In other heart attack cases, the EKG reveals little. In that case, physicians must rely on a detailed clinical history and blood tests. The most useful test looks for the presence of an enzyme called CK-MB that leaks into blood from damaged heart tissues. Existing tests for CK-MB take five to six hours and are about 50% accurate in diagnosing heart attacks.

Because of this lag in diagnosis, many patients with chest pain are admitted to intensive care by physicians practicing what Loma Linda’s Shah calls “defensive medicine.” No more than 30% of those admitted are having heart attacks. Studies have shown that the cost of this excess hospitalization is about $4 billion a year.

Dr. Robert Roberts and his colleagues at Baylor have developed a new, 25-minute test that can detect an unusual form of CK-MB produced in heart attacks at the extremely low concentrations present shortly after an attack.
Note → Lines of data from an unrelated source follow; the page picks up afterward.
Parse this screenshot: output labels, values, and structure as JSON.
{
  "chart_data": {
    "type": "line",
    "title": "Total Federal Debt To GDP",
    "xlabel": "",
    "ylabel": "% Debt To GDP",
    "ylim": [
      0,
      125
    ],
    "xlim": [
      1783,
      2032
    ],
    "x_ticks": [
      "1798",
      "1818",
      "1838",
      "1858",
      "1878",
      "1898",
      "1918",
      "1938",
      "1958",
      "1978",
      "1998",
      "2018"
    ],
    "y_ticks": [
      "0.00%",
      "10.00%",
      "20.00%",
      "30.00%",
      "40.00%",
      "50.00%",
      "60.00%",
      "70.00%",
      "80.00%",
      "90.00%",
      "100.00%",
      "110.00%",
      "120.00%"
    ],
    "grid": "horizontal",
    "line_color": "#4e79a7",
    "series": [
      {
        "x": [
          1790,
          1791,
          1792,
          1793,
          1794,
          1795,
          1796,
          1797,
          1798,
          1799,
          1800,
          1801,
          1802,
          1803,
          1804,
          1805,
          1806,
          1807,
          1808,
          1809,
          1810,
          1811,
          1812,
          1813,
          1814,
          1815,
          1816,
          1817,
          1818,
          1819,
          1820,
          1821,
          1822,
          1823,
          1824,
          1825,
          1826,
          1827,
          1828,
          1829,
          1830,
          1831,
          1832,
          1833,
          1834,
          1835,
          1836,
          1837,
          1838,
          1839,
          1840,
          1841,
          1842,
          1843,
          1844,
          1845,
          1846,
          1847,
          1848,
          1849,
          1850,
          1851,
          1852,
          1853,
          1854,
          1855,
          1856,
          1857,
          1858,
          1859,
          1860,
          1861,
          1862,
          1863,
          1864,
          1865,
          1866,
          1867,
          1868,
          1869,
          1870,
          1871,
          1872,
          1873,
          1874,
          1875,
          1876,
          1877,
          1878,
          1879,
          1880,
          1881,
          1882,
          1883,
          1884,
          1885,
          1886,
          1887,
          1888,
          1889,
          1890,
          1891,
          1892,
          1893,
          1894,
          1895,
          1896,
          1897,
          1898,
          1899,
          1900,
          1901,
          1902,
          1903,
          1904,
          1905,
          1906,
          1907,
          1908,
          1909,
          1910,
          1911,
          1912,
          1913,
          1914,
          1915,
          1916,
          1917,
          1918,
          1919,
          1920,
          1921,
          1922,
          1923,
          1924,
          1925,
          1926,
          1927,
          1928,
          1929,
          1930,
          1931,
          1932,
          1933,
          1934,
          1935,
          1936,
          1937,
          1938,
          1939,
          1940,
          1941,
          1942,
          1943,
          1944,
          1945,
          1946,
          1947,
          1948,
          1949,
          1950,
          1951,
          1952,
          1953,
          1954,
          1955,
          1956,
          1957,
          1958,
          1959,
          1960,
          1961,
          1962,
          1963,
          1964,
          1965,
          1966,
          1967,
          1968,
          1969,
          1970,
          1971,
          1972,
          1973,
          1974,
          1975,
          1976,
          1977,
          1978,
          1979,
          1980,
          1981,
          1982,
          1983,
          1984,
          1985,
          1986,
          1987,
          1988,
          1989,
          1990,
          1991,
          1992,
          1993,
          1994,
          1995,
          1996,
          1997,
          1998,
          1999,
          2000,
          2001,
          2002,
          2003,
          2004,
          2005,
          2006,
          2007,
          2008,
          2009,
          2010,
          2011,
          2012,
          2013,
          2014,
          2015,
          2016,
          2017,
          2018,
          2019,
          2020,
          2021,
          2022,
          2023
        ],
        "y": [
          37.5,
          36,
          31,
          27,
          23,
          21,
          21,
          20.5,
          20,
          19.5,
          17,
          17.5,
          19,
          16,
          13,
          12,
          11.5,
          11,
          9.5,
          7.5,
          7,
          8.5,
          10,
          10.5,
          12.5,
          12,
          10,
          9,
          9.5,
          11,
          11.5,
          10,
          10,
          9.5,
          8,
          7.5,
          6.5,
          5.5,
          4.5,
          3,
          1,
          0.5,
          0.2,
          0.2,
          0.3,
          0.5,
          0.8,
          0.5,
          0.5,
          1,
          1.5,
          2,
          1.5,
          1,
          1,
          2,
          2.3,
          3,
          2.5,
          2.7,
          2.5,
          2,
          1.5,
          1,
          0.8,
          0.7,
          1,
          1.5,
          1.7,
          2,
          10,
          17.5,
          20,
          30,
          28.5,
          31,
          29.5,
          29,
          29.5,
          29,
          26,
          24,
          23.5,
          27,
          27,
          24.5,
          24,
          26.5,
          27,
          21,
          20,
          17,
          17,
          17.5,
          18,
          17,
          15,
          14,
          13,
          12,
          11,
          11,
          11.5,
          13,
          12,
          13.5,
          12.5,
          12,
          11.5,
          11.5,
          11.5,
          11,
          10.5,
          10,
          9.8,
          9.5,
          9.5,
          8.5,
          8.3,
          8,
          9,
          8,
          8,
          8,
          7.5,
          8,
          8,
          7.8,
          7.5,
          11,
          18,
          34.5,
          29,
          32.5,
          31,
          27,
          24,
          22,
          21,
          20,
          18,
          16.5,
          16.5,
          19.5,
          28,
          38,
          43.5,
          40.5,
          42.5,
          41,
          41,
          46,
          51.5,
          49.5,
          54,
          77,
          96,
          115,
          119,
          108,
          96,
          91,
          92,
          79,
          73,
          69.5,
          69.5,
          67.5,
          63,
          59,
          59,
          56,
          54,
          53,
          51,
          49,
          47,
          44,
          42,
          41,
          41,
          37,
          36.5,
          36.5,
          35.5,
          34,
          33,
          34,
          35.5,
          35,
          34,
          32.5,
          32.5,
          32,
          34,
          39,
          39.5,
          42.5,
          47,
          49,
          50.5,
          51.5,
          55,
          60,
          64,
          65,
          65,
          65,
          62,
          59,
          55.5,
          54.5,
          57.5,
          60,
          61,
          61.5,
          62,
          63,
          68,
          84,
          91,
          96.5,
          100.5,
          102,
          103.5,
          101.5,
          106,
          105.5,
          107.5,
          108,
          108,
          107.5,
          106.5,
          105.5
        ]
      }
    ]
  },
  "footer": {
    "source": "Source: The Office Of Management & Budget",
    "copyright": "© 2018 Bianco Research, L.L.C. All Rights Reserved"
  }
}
The test is manufactured by Helena Laboratories Inc. of Beaumont, Tex., and has been approved by the Food and Drug Administration for monitoring the progress of heart attack victims.

Roberts, Puleo and their colleagues studied 1,110 patients who came to the emergency room of Ben Taub General Hospital in Houston with heart symptoms, testing blood for CK-MB every 30 to 60 minutes for at least six hours. They found that it was 93.9% accurate in identifying those patients who had heart attacks, compared to only 48% for the conventional CK-MB test. It was 96.2% accurate in identifying those who did not have a heart attack.

“Until now,” Roberts said, “we had no great reason to make a diagnosis in two to four hours because we didn’t have treatments. Now we know that time is muscle and we have clot-busters to save (heart) muscle, so we have a greater impetus for early diagnosis. This allows us to do it.”